Alphousseyni Keita

Personal information
- Date of birth: 3 November 1985 (age 39)
- Place of birth: Bamako, Mali
- Height: 1.81 m (5 ft 11 in)
- Position(s): Midfielder

Youth career
- 2003–2005: Cercle Olympique de Bamako

Senior career*
- Years: Team / Apps / (Gls)
- 2005–2006: Cercle Olympique de Bamako / 13 / (0)
- 2007: Djoliba AC / 15 / (1)
- 2007–2009: Le Mans / 16 / (0)
- 2009: → Nîmes (loan) / 16 / (0)
- 2010–2011: Nîmes / 46 / (1)
- 2011–2012: U.D. Leiria / 7 / (0)
- 2012–2014: Académica de Coimbra / 16 / (0)
- 2014−2015: Gil Vicente / 13 / (0)
- Total:  / 142 / (2)

International career
- 2005–2010: Mali / 13 / (0)

= Alphousseyni Keita =

Malian footballer

 Alphousseyni Keita (born 3 November 1985) is a Malian former professional footballer who played as a midfielder.

== Club career ==
Born in Bamako, Keita began his career by Cercle Olympique de Bamako, in January 2007 joined to Djoliba AC. After six months he left Djoliba and moved to French side Le Mans, where he played 8 games for the reserve and was promoted to first team in January 2008.
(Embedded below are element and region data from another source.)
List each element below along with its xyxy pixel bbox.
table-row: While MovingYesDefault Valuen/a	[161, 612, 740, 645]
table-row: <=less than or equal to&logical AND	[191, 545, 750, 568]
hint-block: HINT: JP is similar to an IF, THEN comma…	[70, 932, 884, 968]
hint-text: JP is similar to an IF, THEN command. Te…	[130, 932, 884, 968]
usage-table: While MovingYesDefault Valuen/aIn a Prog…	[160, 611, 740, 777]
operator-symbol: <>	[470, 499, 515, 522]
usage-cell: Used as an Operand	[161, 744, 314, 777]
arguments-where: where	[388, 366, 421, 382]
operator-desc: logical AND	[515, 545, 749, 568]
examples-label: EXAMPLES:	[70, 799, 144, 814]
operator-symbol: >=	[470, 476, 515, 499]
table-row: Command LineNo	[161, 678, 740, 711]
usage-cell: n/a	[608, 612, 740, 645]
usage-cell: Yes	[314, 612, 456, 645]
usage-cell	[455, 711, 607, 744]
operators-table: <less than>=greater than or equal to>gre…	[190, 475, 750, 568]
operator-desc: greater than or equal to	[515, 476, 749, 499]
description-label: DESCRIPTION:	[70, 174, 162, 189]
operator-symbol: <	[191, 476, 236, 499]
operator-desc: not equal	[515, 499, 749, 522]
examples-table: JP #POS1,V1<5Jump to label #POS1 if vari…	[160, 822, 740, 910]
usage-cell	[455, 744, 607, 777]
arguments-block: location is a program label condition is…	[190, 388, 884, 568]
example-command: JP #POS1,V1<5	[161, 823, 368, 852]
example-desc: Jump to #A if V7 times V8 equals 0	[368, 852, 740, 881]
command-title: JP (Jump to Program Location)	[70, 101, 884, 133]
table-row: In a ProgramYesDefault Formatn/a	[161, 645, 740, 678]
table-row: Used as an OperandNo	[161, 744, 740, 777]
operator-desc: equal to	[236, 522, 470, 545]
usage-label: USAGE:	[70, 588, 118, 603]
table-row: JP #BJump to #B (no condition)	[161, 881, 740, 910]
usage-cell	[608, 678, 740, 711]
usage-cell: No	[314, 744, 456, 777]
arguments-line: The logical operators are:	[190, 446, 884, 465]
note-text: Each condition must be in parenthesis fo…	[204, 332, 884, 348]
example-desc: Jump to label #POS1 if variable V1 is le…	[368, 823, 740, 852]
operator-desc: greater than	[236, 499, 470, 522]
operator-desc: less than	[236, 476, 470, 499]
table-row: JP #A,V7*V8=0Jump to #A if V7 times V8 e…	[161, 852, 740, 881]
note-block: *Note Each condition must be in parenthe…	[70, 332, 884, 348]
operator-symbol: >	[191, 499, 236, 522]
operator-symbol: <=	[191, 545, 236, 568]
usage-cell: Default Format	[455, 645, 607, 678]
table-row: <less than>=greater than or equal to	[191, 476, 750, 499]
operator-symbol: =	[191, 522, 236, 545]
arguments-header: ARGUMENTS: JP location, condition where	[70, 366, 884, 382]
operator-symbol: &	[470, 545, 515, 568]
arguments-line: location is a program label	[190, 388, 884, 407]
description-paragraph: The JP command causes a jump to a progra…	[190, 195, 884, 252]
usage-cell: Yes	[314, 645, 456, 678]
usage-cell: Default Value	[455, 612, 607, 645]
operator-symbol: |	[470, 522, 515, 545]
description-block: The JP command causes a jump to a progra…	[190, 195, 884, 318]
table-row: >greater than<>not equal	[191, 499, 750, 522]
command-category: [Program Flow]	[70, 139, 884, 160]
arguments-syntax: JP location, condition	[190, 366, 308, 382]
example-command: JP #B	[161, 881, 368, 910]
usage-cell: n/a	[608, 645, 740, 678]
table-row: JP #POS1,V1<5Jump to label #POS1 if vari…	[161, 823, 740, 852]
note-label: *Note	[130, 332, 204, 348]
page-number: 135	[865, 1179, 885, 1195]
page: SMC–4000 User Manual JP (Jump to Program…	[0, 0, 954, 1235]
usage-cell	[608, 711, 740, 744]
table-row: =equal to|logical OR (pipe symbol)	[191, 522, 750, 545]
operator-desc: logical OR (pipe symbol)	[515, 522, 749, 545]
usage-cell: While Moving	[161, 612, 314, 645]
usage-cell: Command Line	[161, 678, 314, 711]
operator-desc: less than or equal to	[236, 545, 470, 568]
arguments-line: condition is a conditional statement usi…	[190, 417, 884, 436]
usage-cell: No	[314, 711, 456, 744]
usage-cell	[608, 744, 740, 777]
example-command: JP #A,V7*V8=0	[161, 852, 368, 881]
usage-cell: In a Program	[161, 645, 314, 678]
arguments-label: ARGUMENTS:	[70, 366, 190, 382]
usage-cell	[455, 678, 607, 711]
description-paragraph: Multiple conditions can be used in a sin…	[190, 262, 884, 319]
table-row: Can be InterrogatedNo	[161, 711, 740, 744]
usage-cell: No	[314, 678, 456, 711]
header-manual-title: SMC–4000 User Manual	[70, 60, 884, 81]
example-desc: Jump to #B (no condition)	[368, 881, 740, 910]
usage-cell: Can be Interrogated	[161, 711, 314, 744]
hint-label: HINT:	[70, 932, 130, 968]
On 28 January 2009, the midfielder joined Nîmes Olympique on loan from Le Mans until the end of the season. One year later, on 7 January 2010, Nîmes signed him permanently until June 2012.

On 29 April 2012, while due to play a game for his new temporary team U.D. Leiria against Feirense, he was accused of running out of the dressing room with a money box containing approximately €6000, and vanished. Later the club stated that the accusation was false. The player agreed not to press charges against the club for defamation.

== International career ==
Keita played his first international game for Mali, on 3 September 2005 against Congo DR national football team.